Blue numbers have one of these two forms:
2CN+C, C>0, N>=C (e.g. 2N+1, 4N+2, 6N+3)
(2C+1)N, C>0, N>=C+1 (e.g. 3N, 5N, 7N)
where C and N are integers.

The non-blue numbers are all that don't fit these forms. A sieve approach (similar to that used to identify prime numbers) will work easily in the range 1000 to 2000.

I get one: 1024.

All positive integers are blue if and only if they are not powers of 2.
Proof:

If a positive integer is blue, then it is not a power of 2. The first form (previous post) can be written as C(2N+1). The second form is (2C+1)N. Both forms have odd factors. Therefore they can't be powers of 2.

I still need to show that if a number is not a power of 2, then it is blue.

From form 1 we know that all odds greater than 1 are blue. From form 2 we know that almost all multiples of all odds greater than 1 are blue. The first multiples (1 through C times the odd number 2C+1) aren't necessarily blue. If these can be shown to be blue, then we're done because that would prove that all numbers with an odd factor (non powers of 2) are blue.

It turns out that we only have to bother with the even multiples of the multiples in question (the odd ones are blue because all odds are blue). Therefore, in form 2 let N=2M. These numbers are of the form (2C+1)2M = 4CM+2M.

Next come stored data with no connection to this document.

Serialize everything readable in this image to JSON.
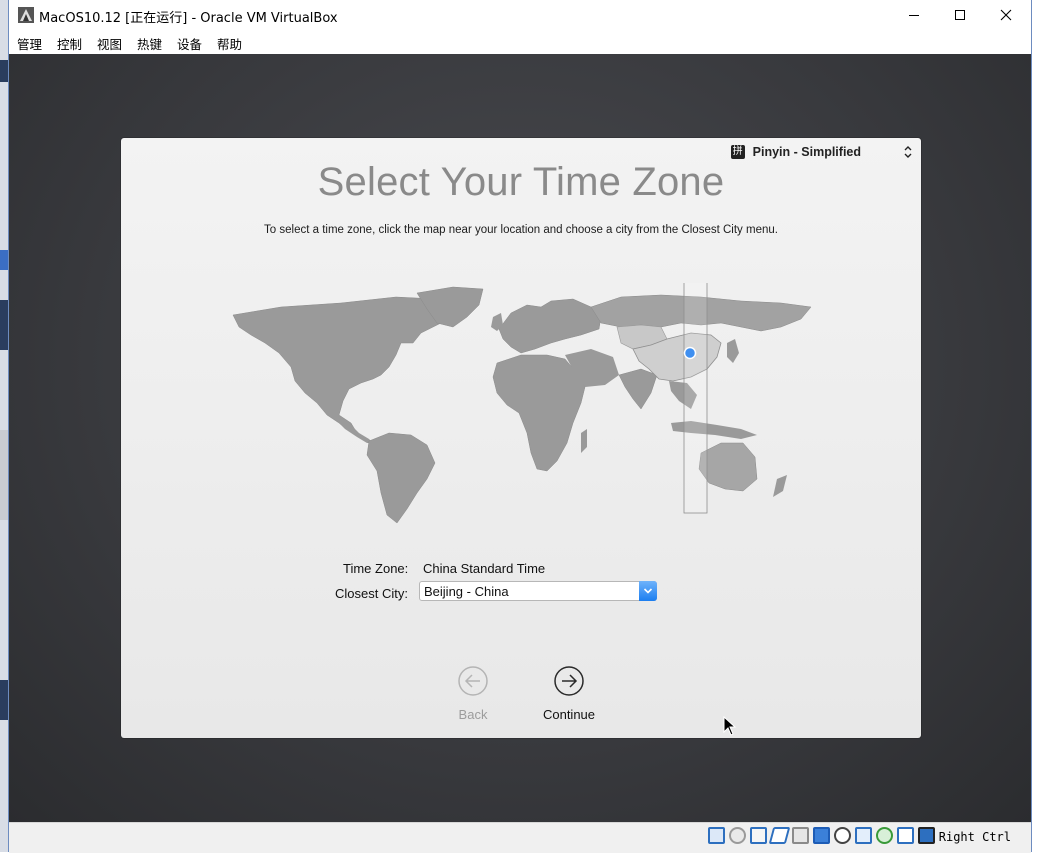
{
  "window": {
    "title": "MacOS10.12 [正在运行] - Oracle VM VirtualBox"
  },
  "menu": [
    "管理",
    "控制",
    "视图",
    "热键",
    "设备",
    "帮助"
  ],
  "installer": {
    "input_method": {
      "icon": "拼",
      "label": "Pinyin - Simplified"
    },
    "heading": "Select Your Time Zone",
    "instructions": "To select a time zone, click the map near your location and choose a city from the Closest City menu.",
    "time_zone_label": "Time Zone:",
    "time_zone_value": "China Standard Time",
    "closest_city_label": "Closest City:",
    "closest_city_value": "Beijing - China",
    "back_label": "Back",
    "continue_label": "Continue",
    "back_enabled": false
  },
  "status_bar": {
    "icons": [
      "hard-disk-icon",
      "optical-drive-icon",
      "network-icon",
      "usb-icon",
      "shared-folder-icon",
      "display-icon",
      "video-capture-icon",
      "guest-additions-icon",
      "cpu-icon",
      "mouse-integration-icon",
      "keyboard-capture-icon"
    ],
    "host_key": "Right Ctrl"
  },
  "colors": {
    "accent": "#1c7ef0",
    "vm_background": "#3a3b3f",
    "map_land": "#9a9a9a",
    "map_highlight": "#c8c8c8"
  }
}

There are two cases to consider:
1) M is odd
2) M is even

If M is odd, the number is of the form 4X+2. From the previous post, we know that 4N+2 is blue if N is greater than or equal to 2. It is also true for N=1 (6=2+3). Therefore, if M is odd, 4CM+2M is blue.

If M is even, the number is of the form 8X+4. From the previous post, we know that 8N+4 is blue if N is greater than or equal to 4. It is also true for N=1 (12=3+4+5), N=2 (20=2+3+4+5+6), and N=3 (28=1+2+3+4+5+6+7). Therefore, if M is even, 4CM+2M is blue.

So, if my statement that blue numbers have one of the two given forms is true, then all positive integers are blue if and only if they are not powers of 2.

I haven't proven the statement about the two forms, but it is easy to convince yourself that it is true by considering the sum of the first N numbers where N is even and odd. Then consider what happens to that sum if you add one to each number, then add two to each number, etc.

The sum of N consecutive numbers is:

S= (a+(a+N-1))N /2
= aN + (N^2-N) /2
= aN + N(N-1)/2

If N is un-even than S is a multiple of N
If N is even, than S is a multiple of N plus half of N

S can be:
every un-even number
every multiple of an un-even number

The remaining numbers are: 1 2 4 8 16 32 64 128 256 512 1024 2048 etc.
Powers of two. Between 1000 and 2000 there is only one. 1024

Whim

But this doesn't mean that all multiples of N are blue. For instance, the sum of five consecutive positive integers is a multiple of 5. However, not all multiples of 5 are the sum of five consecutive positive integers (5 and 10 aren't). You don't have to worry about 5 because it is odd. You do have demonstrate that 10 is blue. It is, of course, but not because it's a multiple of 5.